To-day, nearly the whole population of German East Africa is
clothed in imported calico. This was not always the case; even now in
some parts of the north dressed skins are still the prevailing wear,
and in the north-western districts—east and north of Lake
Tanganyika—lies a zone where bark-cloth has not yet been
superseded. Probably not many generations have passed since such
bark fabrics and kilts of skins were the only clothing even in the
south. Even to-day, large quantities of this bright-red or drab
material are still to be found; but if we wish to see it, we must look in
the granaries and on the drying stages inside the native huts, where
it serves less ambitious uses as wrappings for those seeds and fruits
which require to be packed with special care. The salt produced at
Masasi, too, is packed for transport to a distance in large sheets of
bark-cloth. Wherever I found it in any degree possible, I studied the
process of making this cloth. The native requisitioned for the
purpose arrived, carrying a log between two and three yards long and
as thick as his thigh, and nothing else except a curiously-shaped
mallet and the usual long, sharp and pointed knife which all men and
boys wear in a belt at their backs without a sheath—horribile dictu!
[51]
Silently he squats down before me, and with two rapid cuts has
drawn a couple of circles round the log some two yards apart, and
slits the bark lengthwise between them with the point of his knife.
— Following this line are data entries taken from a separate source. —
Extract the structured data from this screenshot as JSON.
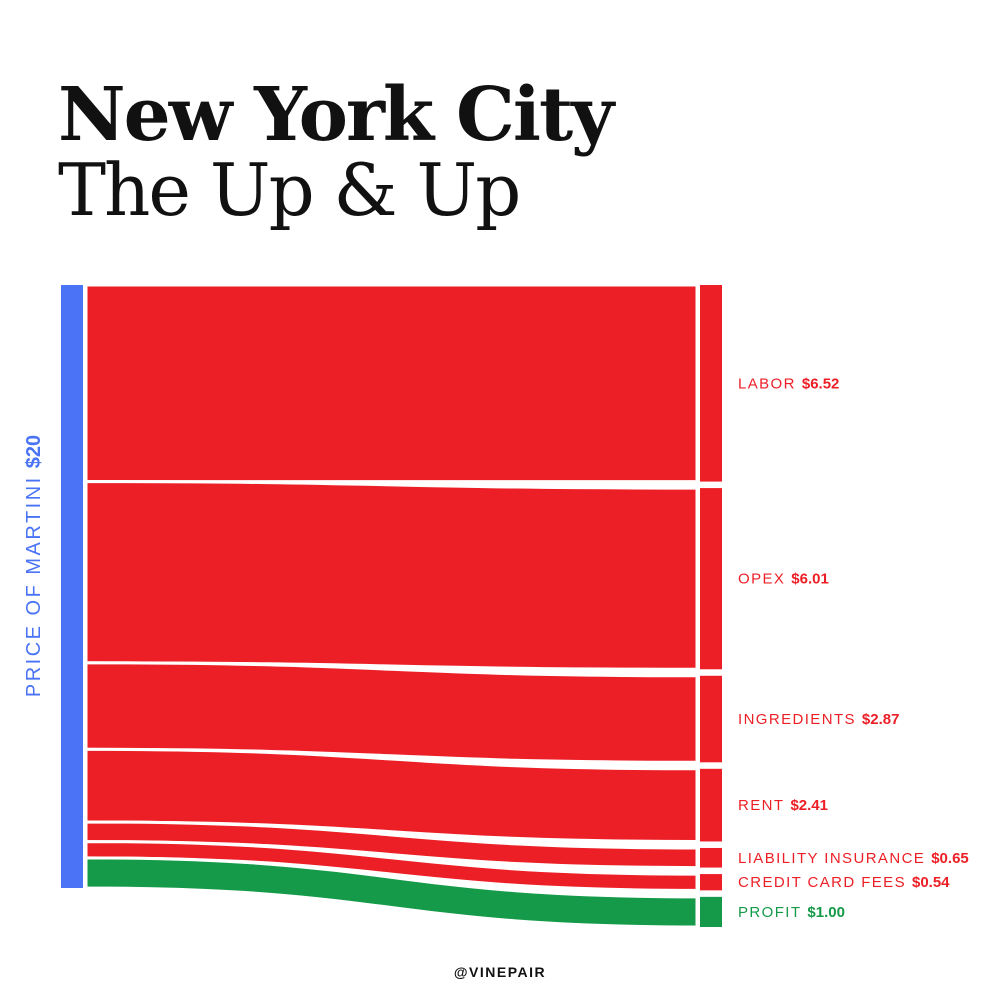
{
  "title": "New York City",
  "subtitle": "The Up & Up",
  "credit": "@VINEPAIR",
  "colors": {
    "source": "#4a73f5",
    "cost": "#ed1f26",
    "profit": "#149a48",
    "text": "#111111"
  },
  "chart_data": {
    "type": "sankey",
    "source": {
      "name": "PRICE OF MARTINI",
      "value_label": "$20",
      "value": 20
    },
    "units": "USD",
    "flows": [
      {
        "name": "LABOR",
        "value": 6.52,
        "value_label": "$6.52",
        "kind": "cost"
      },
      {
        "name": "OPEX",
        "value": 6.01,
        "value_label": "$6.01",
        "kind": "cost"
      },
      {
        "name": "INGREDIENTS",
        "value": 2.87,
        "value_label": "$2.87",
        "kind": "cost"
      },
      {
        "name": "RENT",
        "value": 2.41,
        "value_label": "$2.41",
        "kind": "cost"
      },
      {
        "name": "LIABILITY INSURANCE",
        "value": 0.65,
        "value_label": "$0.65",
        "kind": "cost"
      },
      {
        "name": "CREDIT CARD FEES",
        "value": 0.54,
        "value_label": "$0.54",
        "kind": "cost"
      },
      {
        "name": "PROFIT",
        "value": 1.0,
        "value_label": "$1.00",
        "kind": "profit"
      }
    ]
  }
}
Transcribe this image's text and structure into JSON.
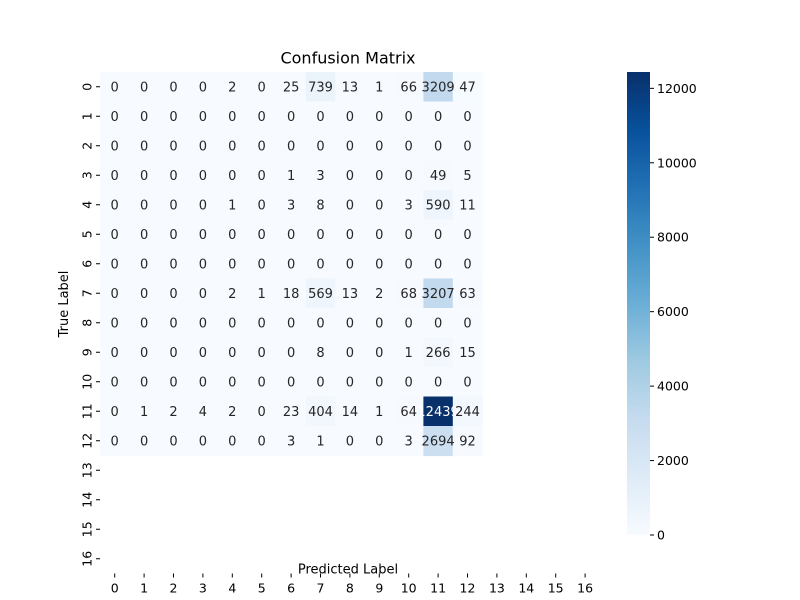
{
  "chart_data": {
    "type": "heatmap",
    "title": "Confusion Matrix",
    "xlabel": "Predicted Label",
    "ylabel": "True Label",
    "x_categories": [
      "0",
      "1",
      "2",
      "3",
      "4",
      "5",
      "6",
      "7",
      "8",
      "9",
      "10",
      "11",
      "12",
      "13",
      "14",
      "15",
      "16"
    ],
    "y_categories": [
      "0",
      "1",
      "2",
      "3",
      "4",
      "5",
      "6",
      "7",
      "8",
      "9",
      "10",
      "11",
      "12",
      "13",
      "14",
      "15",
      "16"
    ],
    "rows_with_values": [
      "0",
      "1",
      "2",
      "3",
      "4",
      "5",
      "6",
      "7",
      "8",
      "9",
      "10",
      "11",
      "12"
    ],
    "cols_with_values": [
      "0",
      "1",
      "2",
      "3",
      "4",
      "5",
      "6",
      "7",
      "8",
      "9",
      "10",
      "11",
      "12"
    ],
    "matrix": [
      [
        0,
        0,
        0,
        0,
        2,
        0,
        25,
        739,
        13,
        1,
        66,
        3209,
        47
      ],
      [
        0,
        0,
        0,
        0,
        0,
        0,
        0,
        0,
        0,
        0,
        0,
        0,
        0
      ],
      [
        0,
        0,
        0,
        0,
        0,
        0,
        0,
        0,
        0,
        0,
        0,
        0,
        0
      ],
      [
        0,
        0,
        0,
        0,
        0,
        0,
        1,
        3,
        0,
        0,
        0,
        49,
        5
      ],
      [
        0,
        0,
        0,
        0,
        1,
        0,
        3,
        8,
        0,
        0,
        3,
        590,
        11
      ],
      [
        0,
        0,
        0,
        0,
        0,
        0,
        0,
        0,
        0,
        0,
        0,
        0,
        0
      ],
      [
        0,
        0,
        0,
        0,
        0,
        0,
        0,
        0,
        0,
        0,
        0,
        0,
        0
      ],
      [
        0,
        0,
        0,
        0,
        2,
        1,
        18,
        569,
        13,
        2,
        68,
        3207,
        63
      ],
      [
        0,
        0,
        0,
        0,
        0,
        0,
        0,
        0,
        0,
        0,
        0,
        0,
        0
      ],
      [
        0,
        0,
        0,
        0,
        0,
        0,
        0,
        8,
        0,
        0,
        1,
        266,
        15
      ],
      [
        0,
        0,
        0,
        0,
        0,
        0,
        0,
        0,
        0,
        0,
        0,
        0,
        0
      ],
      [
        0,
        1,
        2,
        4,
        2,
        0,
        23,
        404,
        14,
        1,
        64,
        12439,
        244
      ],
      [
        0,
        0,
        0,
        0,
        0,
        0,
        3,
        1,
        0,
        0,
        3,
        2694,
        92
      ]
    ],
    "cell_labels": [
      [
        "0",
        "0",
        "0",
        "0",
        "2",
        "0",
        "25",
        "739",
        "13",
        "1",
        "66",
        "3209",
        "47"
      ],
      [
        "0",
        "0",
        "0",
        "0",
        "0",
        "0",
        "0",
        "0",
        "0",
        "0",
        "0",
        "0",
        "0"
      ],
      [
        "0",
        "0",
        "0",
        "0",
        "0",
        "0",
        "0",
        "0",
        "0",
        "0",
        "0",
        "0",
        "0"
      ],
      [
        "0",
        "0",
        "0",
        "0",
        "0",
        "0",
        "1",
        "3",
        "0",
        "0",
        "0",
        "49",
        "5"
      ],
      [
        "0",
        "0",
        "0",
        "0",
        "1",
        "0",
        "3",
        "8",
        "0",
        "0",
        "3",
        "590",
        "11"
      ],
      [
        "0",
        "0",
        "0",
        "0",
        "0",
        "0",
        "0",
        "0",
        "0",
        "0",
        "0",
        "0",
        "0"
      ],
      [
        "0",
        "0",
        "0",
        "0",
        "0",
        "0",
        "0",
        "0",
        "0",
        "0",
        "0",
        "0",
        "0"
      ],
      [
        "0",
        "0",
        "0",
        "0",
        "2",
        "1",
        "18",
        "569",
        "13",
        "2",
        "68",
        "3207",
        "63"
      ],
      [
        "0",
        "0",
        "0",
        "0",
        "0",
        "0",
        "0",
        "0",
        "0",
        "0",
        "0",
        "0",
        "0"
      ],
      [
        "0",
        "0",
        "0",
        "0",
        "0",
        "0",
        "0",
        "8",
        "0",
        "0",
        "1",
        "266",
        "15"
      ],
      [
        "0",
        "0",
        "0",
        "0",
        "0",
        "0",
        "0",
        "0",
        "0",
        "0",
        "0",
        "0",
        "0"
      ],
      [
        "0",
        "1",
        "2",
        "4",
        "2",
        "0",
        "23",
        "404",
        "14",
        "1",
        "64",
        "12439",
        "244"
      ],
      [
        "0",
        "0",
        "0",
        "0",
        "0",
        "0",
        "3",
        "1",
        "0",
        "0",
        "3",
        "2694",
        "92"
      ]
    ],
    "colorbar": {
      "colormap": "Blues",
      "min": 0,
      "max": 12439,
      "ticks": [
        0,
        2000,
        4000,
        6000,
        8000,
        10000,
        12000
      ],
      "tick_labels": [
        "0",
        "2000",
        "4000",
        "6000",
        "8000",
        "10000",
        "12000"
      ]
    }
  }
}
With evident care, he then scrapes off the outer rind all round the
log, so that in a quarter of an hour the inner red layer of the bark
shows up brightly-coloured between the two untouched ends. With
some trouble and much caution, he now loosens the bark at one end,
and opens the cylinder. He then stands up, takes hold of the free
edge with both hands, and turning it inside out, slowly but steadily
pulls it off in one piece. Now comes the troublesome work of
scraping all superfluous particles of outer bark from the outside of
the long, narrow piece of material, while the inner side is carefully
scrutinised for defective spots. At last it is ready for beating. Having
signalled to a friend, who immediately places a bowl of water beside
him, the artificer damps his sheet of bark all over, seizes his mallet,
lays one end of the stuff on the smoothest spot of the log, and
hammers away slowly but continuously. “Very simple!” I think to
myself. “Why, I could do that, too!”—but I am forced to change my
opinions a little later on; for the beating is quite an art, if the fabric is
not to be beaten to pieces. To prevent the breaking of the fibres, the
stuff is several times folded across, so as to interpose several
thicknesses between the mallet and the block. At last the required
state is reached, and the fundi seizes the sheet, still folded, by both
ends, and wrings it out, or calls an assistant to take one end while he
holds the other. The cloth produced in this way is not nearly so fine
and uniform in texture as the famous Uganda bark-cloth, but it is
quite soft, and, above all, cheap.
Now, too, I examine the mallet. My craftsman has been using the
simpler but better form of this implement, a conical block of some
hard wood, its base—the striking surface—being scored across and
across with more or less deeply-cut grooves, and the handle stuck
into a hole in the middle. The other and earlier form of mallet is
shaped in the same way, but the head is fastened by an ingenious
network of bark strips into the split bamboo serving as a handle. The
observation so often made, that ancient customs persist longest in
connection with religious ceremonies and in the life of children, here
finds confirmation. As we shall soon see, bark-cloth is still worn
during the unyago,[52] having been prepared with special solemn
ceremonies; and many a mother, if she has no other garment handy,
will still put her little one into a kilt of bark-cloth, which, after all,
looks better, besides being more in keeping with its African
surroundings, than the ridiculous bit of print from Ulaya.